The National Park Service has frequently been touted as "America's best idea," and as the groundbreaking agency celebrates its 100th birthday, it's easy to understand why.
Ever since it was established on Aug. 25, 1916, the National Park Service has been charged with preserving the ecological and historical integrity of hundreds of nationally protected places, all of which are classified under an array of designations — from parks and monuments to preserves and memorials.
To honor the legacy of what is arguably one of the country's most important ecological achievements, National Geographic magazine is devoting its May issue to the 34,375-acre Greater Yellowstone Ecosystem and the associated national park.
According to the National Park Service, this region "is one of the largest nearly intact temperate-zone ecosystems on Earth, [and its] diversity and natural wealth includes hydrothermal features, wildlife, vegetation, lakes, and geologic wonders like the Grand Canyon of the Yellowstone River."
One of the most intriguing stories in the issue is Todd Wilkinson's "Threatened Species Are Thriving in Yellowstone. Now What?" which features gorgeous camera trap images by photographers Charlie Hamilton James, Michael Nichols, Drew Rush and others.
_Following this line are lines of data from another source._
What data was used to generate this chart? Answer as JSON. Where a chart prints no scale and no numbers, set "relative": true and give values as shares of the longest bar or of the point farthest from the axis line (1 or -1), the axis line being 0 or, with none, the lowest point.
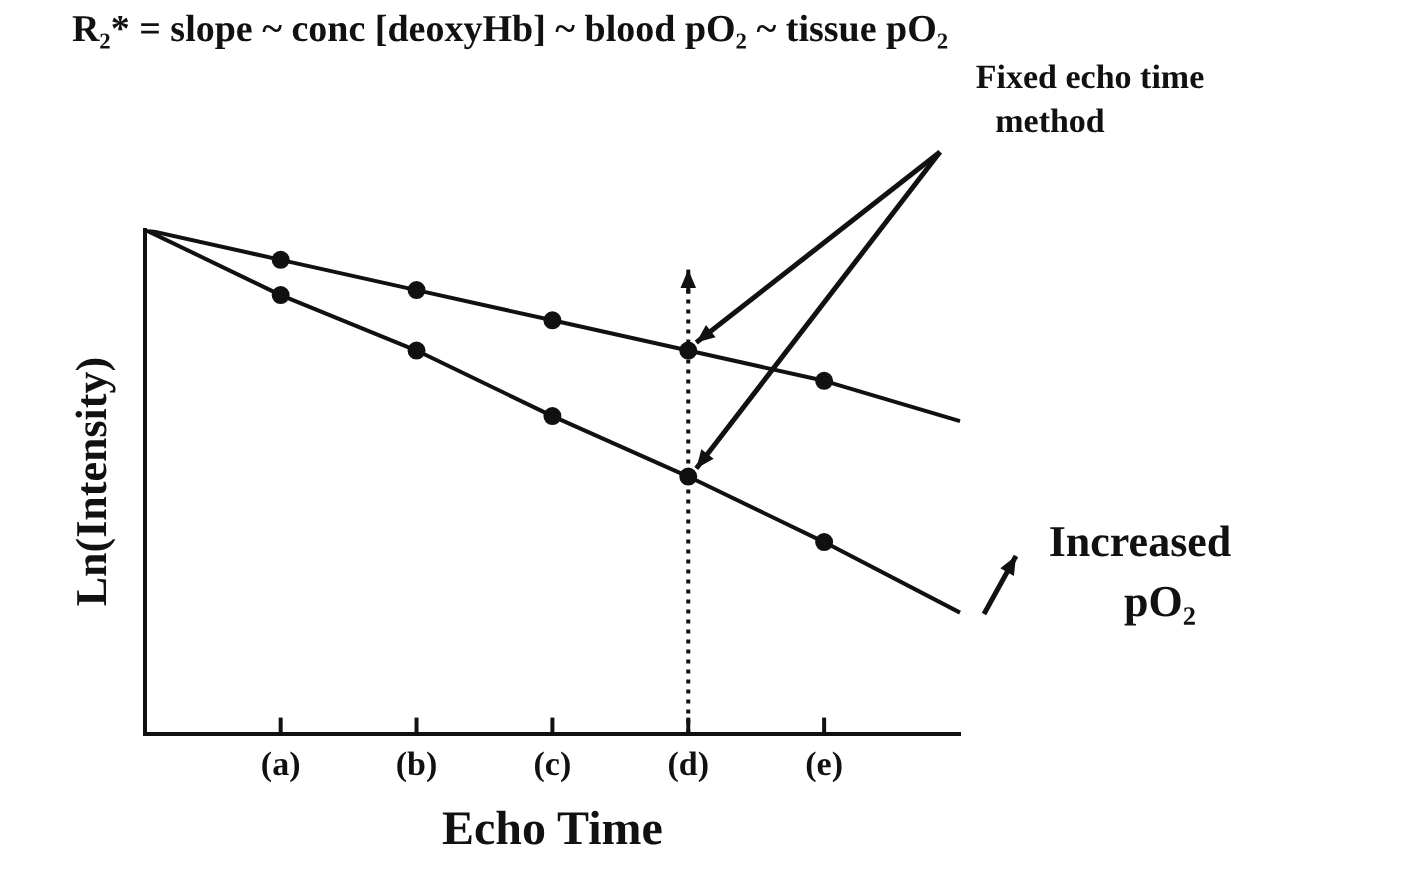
{
  "chart_data": {
    "type": "line",
    "relative": true,
    "title": "R₂* = slope ~ conc [deoxyHb] ~ blood pO₂ ~ tissue pO₂",
    "xlabel": "Echo Time",
    "ylabel": "Ln(Intensity)",
    "categories": [
      null,
      "(a)",
      "(b)",
      "(c)",
      "(d)",
      "(e)",
      null
    ],
    "series": [
      {
        "color": "#111111",
        "values": [
          1,
          0.94,
          0.88,
          0.82,
          0.76,
          0.7,
          0.62
        ]
      },
      {
        "color": "#111111",
        "values": [
          1,
          0.87,
          0.76,
          0.63,
          0.51,
          0.38,
          0.24
        ]
      }
    ],
    "ref_lines": [
      {
        "axis": "x",
        "value": "(d)",
        "line_style": "dotted",
        "color": "#111111"
      }
    ],
    "annotations": [
      "Fixed echo time method",
      "Increased pO₂"
    ],
    "marker": "circle",
    "line_style": "solid",
    "grid": false,
    "legend": false
  }
}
The image above, photographed by Drew Rush, shows a cougar "caught on the prowl by a camera trap set behind an elk rack on a cliff. [...] Notoriously elusive, cougars vary their range in response to their prey, mostly elk and deer. In winter, they favor the shallow snow in the northern reaches of Yellowstone."
The outstanding photography is paired with Wilkinson's examination of the effects Yellowstone's preservation has had on wildlife conservation.
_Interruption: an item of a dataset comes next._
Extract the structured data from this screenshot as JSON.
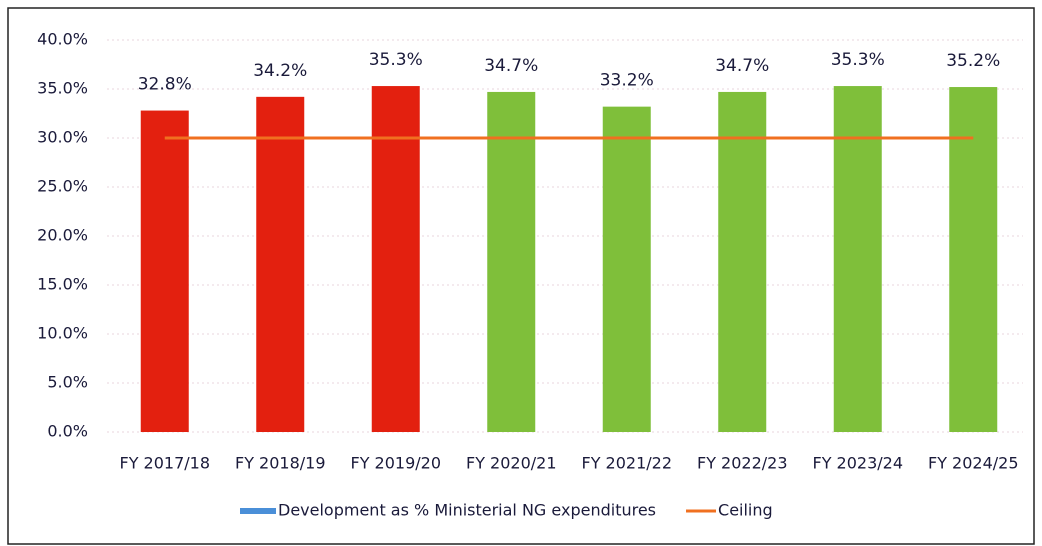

"Greater Yellowstone exists as a flagship for 'rewilding.' It not only hosted the reintroduction of wolves — a lost species — but also served as a critical reservoir in the recovery of grizzly bears, bison, elk, Rocky Mountain bighorn sheep, sandhill cranes, and trumpeter swans. The area is the only essentially intact bioregion in the country — and one of the few in the world that still are home to all of their original mammals and birds."
To make sense of Yellowstone's encouraging conservation gains, Wilkinson talks with Susan G. Clark, a Yale professor and the founder of the Northern Rockies Conservation Cooperative in Jackson, Wyoming.
Clark explains that there are currently about 5,000 wild American bison within Yellowstone — an impressive number when you consider the species was nearly hunted to extinction by the late 19th century. However, that stronghold pales in comparison to the 35 million bison that historically roamed the West.
The same applies to grizzlies,
which have all but disappeared from 95 percent of their historical range
in the lower 48 states. Currently, there are about 800 grizzlies in
Yellowstone and a few hundred more spread throughout the contiguous
United States, but that represents just a tiny fraction of the estimated
50,000 that once lived in these parts.
So the question is, what does it really mean to "thrive" when you're working with the bare minimum? And where do we go from here to ensure sufficient habitats for species that are recovering?
"What’s important is not just having a checklist of species and calling it good," Clark says, "but preserving these animals’ natural histories, protecting migration patterns, and turning grass into meat — which is then recycled across the landscape in the food chain."